A recent discovery in Kyoto, this Pair of Guardian Lions is the earliest known monumental pair of wood Japanese lion guardians in existence. Roughly 30 inches in height, and each carved from a single block of wood (probably from the same tree), they lean into each other, full of life. Pairs of Guardian Lions such as this one were originally placed in front of a Shinto shrine or Buddhist temple to protect the sacred precincts within from harm or evil spirits. They are invariably created in pairs, and then may be positioned together, or separated, flanking an entrance, gate, or building. The right lion has its mouth wide open; the left lion bares his teeth. The lion on the right is saying “ah,” the first sound of the Sanskrit alphabet; the lion on the left is saying “un,” the last sound of the Sanskrit alphabet. In English this corresponds to the saying, “from A to Z,” and in Buddhism means “all phenomena in the universe.”

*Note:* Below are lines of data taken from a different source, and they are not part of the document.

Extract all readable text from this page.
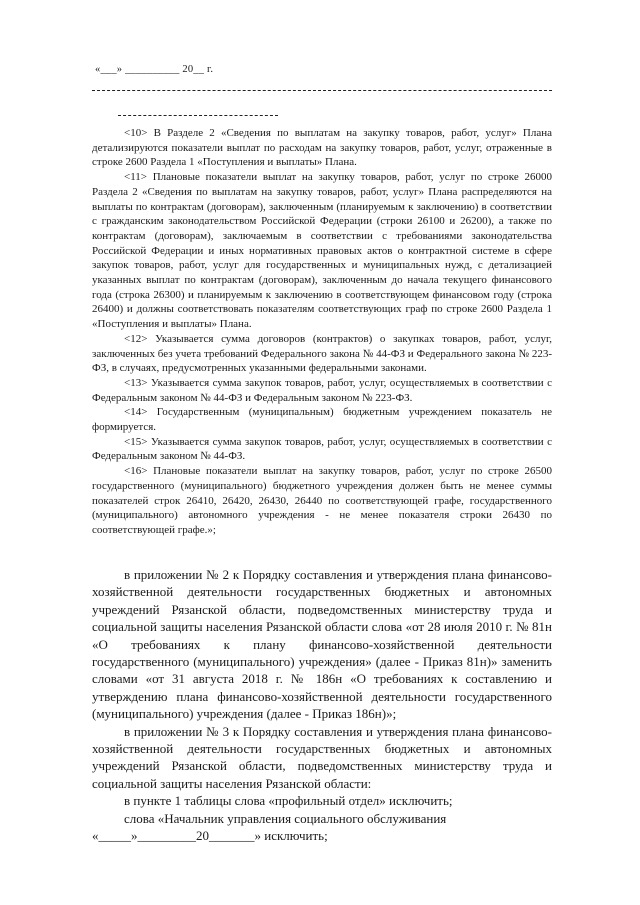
«___» __________ 20__ г.

<10> В Разделе 2 «Сведения по выплатам на закупку товаров, работ, услуг» Плана детализируются показатели выплат по расходам на закупку товаров, работ, услуг, отраженные в строке 2600 Раздела 1 «Поступления и выплаты» Плана.

<11> Плановые показатели выплат на закупку товаров, работ, услуг по строке 26000 Раздела 2 «Сведения по выплатам на закупку товаров, работ, услуг» Плана распределяются на выплаты по контрактам (договорам), заключенным (планируемым к заключению) в соответствии с гражданским законодательством Российской Федерации (строки 26100 и 26200), а также по контрактам (договорам), заключаемым в соответствии с требованиями законодательства Российской Федерации и иных нормативных правовых актов о контрактной системе в сфере закупок товаров, работ, услуг для государственных и муниципальных нужд, с детализацией указанных выплат по контрактам (договорам), заключенным до начала текущего финансового года (строка 26300) и планируемым к заключению в соответствующем финансовом году (строка 26400) и должны соответствовать показателям соответствующих граф по строке 2600 Раздела 1 «Поступления и выплаты» Плана.

<12> Указывается сумма договоров (контрактов) о закупках товаров, работ, услуг, заключенных без учета требований Федерального закона № 44-ФЗ и Федерального закона № 223-ФЗ, в случаях, предусмотренных указанными федеральными законами.

<13> Указывается сумма закупок товаров, работ, услуг, осуществляемых в соответствии с Федеральным законом № 44-ФЗ и Федеральным законом № 223-ФЗ.

<14> Государственным (муниципальным) бюджетным учреждением показатель не формируется.

<15> Указывается сумма закупок товаров, работ, услуг, осуществляемых в соответствии с Федеральным законом № 44-ФЗ.

<16> Плановые показатели выплат на закупку товаров, работ, услуг по строке 26500 государственного (муниципального) бюджетного учреждения должен быть не менее суммы показателей строк 26410, 26420, 26430, 26440 по соответствующей графе, государственного (муниципального) автономного учреждения - не менее показателя строки 26430 по соответствующей графе.»;

в приложении № 2 к Порядку составления и утверждения плана финансово-хозяйственной деятельности государственных бюджетных и автономных учреждений Рязанской области, подведомственных министерству труда и социальной защиты населения Рязанской области слова «от 28 июля 2010 г. № 81н «О требованиях к плану финансово-хозяйственной деятельности государственного (муниципального) учреждения» (далее - Приказ 81н)» заменить словами «от 31 августа 2018 г. № 186н «О требованиях к составлению и утверждению плана финансово-хозяйственной деятельности государственного (муниципального) учреждения (далее - Приказ 186н)»;

в приложении № 3 к Порядку составления и утверждения плана финансово-хозяйственной деятельности государственных бюджетных и автономных учреждений Рязанской области, подведомственных министерству труда и социальной защиты населения Рязанской области:

в пункте 1 таблицы слова «профильный отдел» исключить;

слова «Начальник управления социального обслуживания

«_____»_________20_______» исключить;
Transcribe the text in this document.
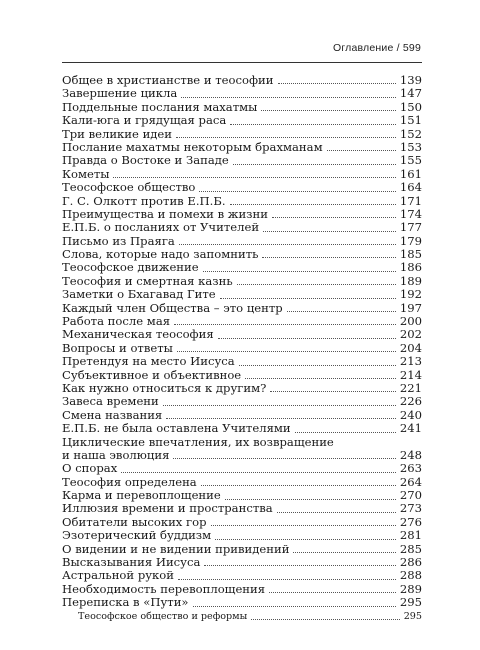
Оглавление / 599
Общее в христианстве и теософии	139
Завершение цикла	147
Поддельные послания махатмы	150
Кали-юга и грядущая раса	151
Три великие идеи	152
Послание махатмы некоторым брахманам	153
Правда о Востоке и Западе	155
Кометы	161
Теософское общество	164
Г. С. Олкотт против Е.П.Б.	171
Преимущества и помехи в жизни	174
Е.П.Б. о посланиях от Учителей	177
Письмо из Праяга	179
Слова, которые надо запомнить	185
Теософское движение	186
Теософия и смертная казнь	189
Заметки о Бхагавад Гите	192
Каждый член Общества – это центр	197
Работа после мая	200
Механическая теософия	202
Вопросы и ответы	204
Претендуя на место Иисуса	213
Субъективное и объективное	214
Как нужно относиться к другим?	221
Завеса времени	226
Смена названия	240
Е.П.Б. не была оставлена Учителями	241
Циклические впечатления, их возвращение
и наша эволюция	248
О спорах	263
Теософия определена	264
Карма и перевоплощение	270
Иллюзия времени и пространства	273
Обитатели высоких гор	276
Эзотерический буддизм	281
О видении и не видении привидений	285
Высказывания Иисуса	286
Астральной рукой	288
Необходимость перевоплощения	289
Переписка в «Пути»	295
Теософское общество и реформы	295
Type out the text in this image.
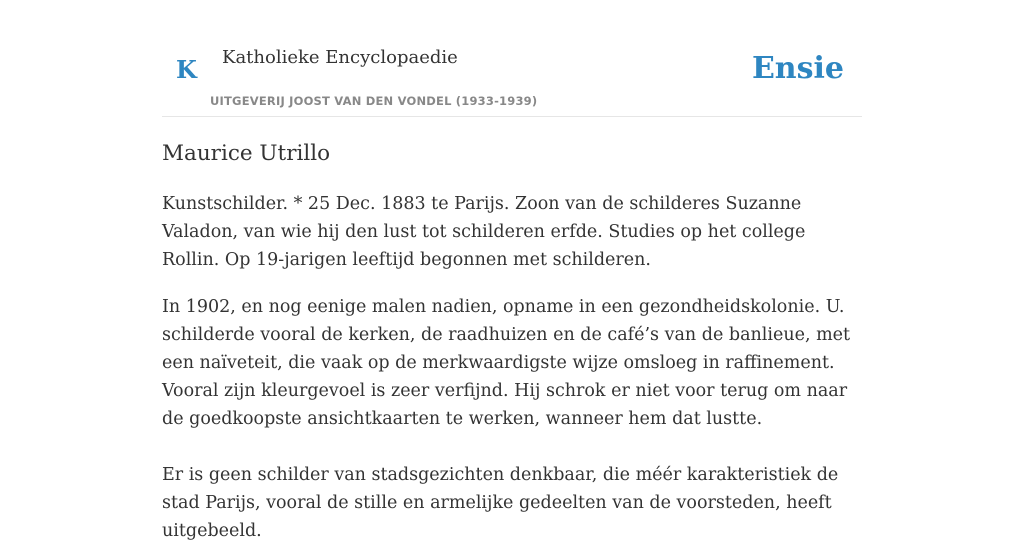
K Katholieke Encyclopaedie
UITGEVERIJ JOOST VAN DEN VONDEL (1933-1939)
Ensie
Maurice Utrillo

Kunstschilder. * 25 Dec. 1883 te Parijs. Zoon van de schilderes Suzanne Valadon, van wie hij den lust tot schilderen erfde. Studies op het college Rollin. Op 19-jarigen leeftijd begonnen met schilderen.

In 1902, en nog eenige malen nadien, opname in een gezondheidskolonie. U. schilderde vooral de kerken, de raadhuizen en de café’s van de banlieue, met een naïveteit, die vaak op de merkwaardigste wijze omsloeg in raffinement. Vooral zijn kleurgevoel is zeer verfijnd. Hij schrok er niet voor terug om naar de goedkoopste ansichtkaarten te werken, wanneer hem dat lustte.

Er is geen schilder van stadsgezichten denkbaar, die méér karakteristiek de stad Parijs, vooral de stille en armelijke gedeelten van de voorsteden, heeft uitgebeeld.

Pair of Guardian Lions, Japan, 9th century, photo © 2014 Museum Associates/LACMA

Pair of Guardian Lions, Japan, ninth century, early Heian period (794–1185), promised gift of Lynda and Stewart Resnick through the 2014 Collectors Committee, photo © 2014 Museum Associates/LACMA

The heads of these lions are exaggerated in size compared to their bodies; the manes and tails are deeply and expressively carved. The tails represent stylized flames, adding the power of fire to the inherent power of the animals themselves. Even the ribs of each animal are shown in delicate carving. Original red pigment can be seen on the tongue of the right lion, and in spots of white undercoat here and there. The continuous grain of the wood can be observed even in the legs and paws of each animal. They were probably carved from the upper and lower sections of a shinboku, a sacred tree in the Japanese religion of Shinto, in which certain trees, rocks, mountains, and waterfalls are considered kami, or deities.

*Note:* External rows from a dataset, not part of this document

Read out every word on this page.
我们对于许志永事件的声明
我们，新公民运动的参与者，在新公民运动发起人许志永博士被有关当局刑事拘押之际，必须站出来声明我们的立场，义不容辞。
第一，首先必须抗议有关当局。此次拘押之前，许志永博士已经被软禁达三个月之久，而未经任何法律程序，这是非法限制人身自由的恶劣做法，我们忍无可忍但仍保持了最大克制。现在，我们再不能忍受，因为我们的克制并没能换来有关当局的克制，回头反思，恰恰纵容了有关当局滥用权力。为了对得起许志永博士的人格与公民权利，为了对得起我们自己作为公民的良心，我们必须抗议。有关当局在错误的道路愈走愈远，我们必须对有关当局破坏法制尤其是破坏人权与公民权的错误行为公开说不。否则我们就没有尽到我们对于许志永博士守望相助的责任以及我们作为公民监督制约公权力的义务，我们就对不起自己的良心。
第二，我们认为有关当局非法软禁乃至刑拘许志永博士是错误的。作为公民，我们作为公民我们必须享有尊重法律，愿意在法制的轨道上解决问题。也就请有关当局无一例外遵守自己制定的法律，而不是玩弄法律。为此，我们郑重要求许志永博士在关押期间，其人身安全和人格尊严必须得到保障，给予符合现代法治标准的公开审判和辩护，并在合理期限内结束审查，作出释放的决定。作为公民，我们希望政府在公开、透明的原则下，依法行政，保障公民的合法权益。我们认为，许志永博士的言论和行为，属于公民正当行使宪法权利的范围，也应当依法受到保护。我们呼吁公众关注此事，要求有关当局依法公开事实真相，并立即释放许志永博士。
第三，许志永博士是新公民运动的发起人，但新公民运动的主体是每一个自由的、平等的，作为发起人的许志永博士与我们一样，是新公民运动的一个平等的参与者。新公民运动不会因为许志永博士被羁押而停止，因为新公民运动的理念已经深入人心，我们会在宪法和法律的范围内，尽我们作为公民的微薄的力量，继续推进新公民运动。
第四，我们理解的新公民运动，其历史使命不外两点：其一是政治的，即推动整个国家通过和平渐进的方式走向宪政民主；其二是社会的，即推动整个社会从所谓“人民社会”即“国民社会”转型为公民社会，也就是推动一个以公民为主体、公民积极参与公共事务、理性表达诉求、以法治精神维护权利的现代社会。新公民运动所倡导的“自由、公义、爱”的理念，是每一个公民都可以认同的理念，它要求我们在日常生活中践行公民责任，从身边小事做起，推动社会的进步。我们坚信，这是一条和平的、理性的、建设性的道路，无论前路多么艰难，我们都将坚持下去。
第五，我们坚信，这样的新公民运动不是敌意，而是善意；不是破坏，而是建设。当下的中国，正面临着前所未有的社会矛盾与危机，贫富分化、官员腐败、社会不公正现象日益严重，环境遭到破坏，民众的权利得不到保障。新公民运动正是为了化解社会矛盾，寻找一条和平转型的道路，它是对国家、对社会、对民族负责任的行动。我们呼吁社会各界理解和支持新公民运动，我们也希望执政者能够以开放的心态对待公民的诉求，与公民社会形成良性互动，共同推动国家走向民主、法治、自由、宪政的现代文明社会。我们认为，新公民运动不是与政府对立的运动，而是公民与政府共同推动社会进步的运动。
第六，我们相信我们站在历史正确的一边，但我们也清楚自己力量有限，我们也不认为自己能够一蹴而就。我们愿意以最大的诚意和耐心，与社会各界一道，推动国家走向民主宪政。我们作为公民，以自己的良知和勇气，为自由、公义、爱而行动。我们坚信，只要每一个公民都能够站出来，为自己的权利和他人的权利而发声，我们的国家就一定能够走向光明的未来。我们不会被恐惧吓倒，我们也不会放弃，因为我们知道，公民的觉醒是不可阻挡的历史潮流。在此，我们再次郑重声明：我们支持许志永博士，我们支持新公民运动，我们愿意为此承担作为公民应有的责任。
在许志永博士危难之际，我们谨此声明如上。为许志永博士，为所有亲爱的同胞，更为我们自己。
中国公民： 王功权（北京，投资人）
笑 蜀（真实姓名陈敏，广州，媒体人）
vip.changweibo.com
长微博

The astonishing early date of these sculptures—the ninth century—has been assigned to them by Professor Ito Shiro, the leading scholar of Japanese sculpture in the world today. This extremely early dating is based on three factors: the use of Japanese Nutmeg-yew (called kaya wood in Japanese, and only used between A.D. 750 and 900 for Japanese sculptures of wood); their “one-block” construction out of a single piece of hard wood (instead of the later multi-block method); and their sculptural style with its exaggerated large heads and less-muscular forelegs. The possible provenance of these National Treasure–quality artworks is being researched as this is being written: at present, all signs point to their possibly being the “lost” Guardian Lions made in the ninth century for the gatehouse of Toji, the earliest Buddhist temple of Kyoto, completed in 796. In the late 19th century, many Japanese temples sold off their artworks due to the suppression of Buddhism under the creation of what is called “State Shinto,” which emphasized the primacy of the Emperor. It is likely that our Pair of Guardian Lions left Toji, or another very early Kyoto temple of the ninth century, at this time.

The early date of these sculptures, and their incredible condition, given that they are made of wood, is hard to imagine in any culture outside of Japan. As the oldest and finest of their type in the world, including Japan, this Pair of Guardian Lions is a spectacular addition to the museum’s collection on the occasion of the 25th anniversary of the Pavilion for Japanese Art.

This Pair of Guardian Lions was acquired as a promised gift of Lynda and Stewart Resnick through the 2014 Collectors Committee.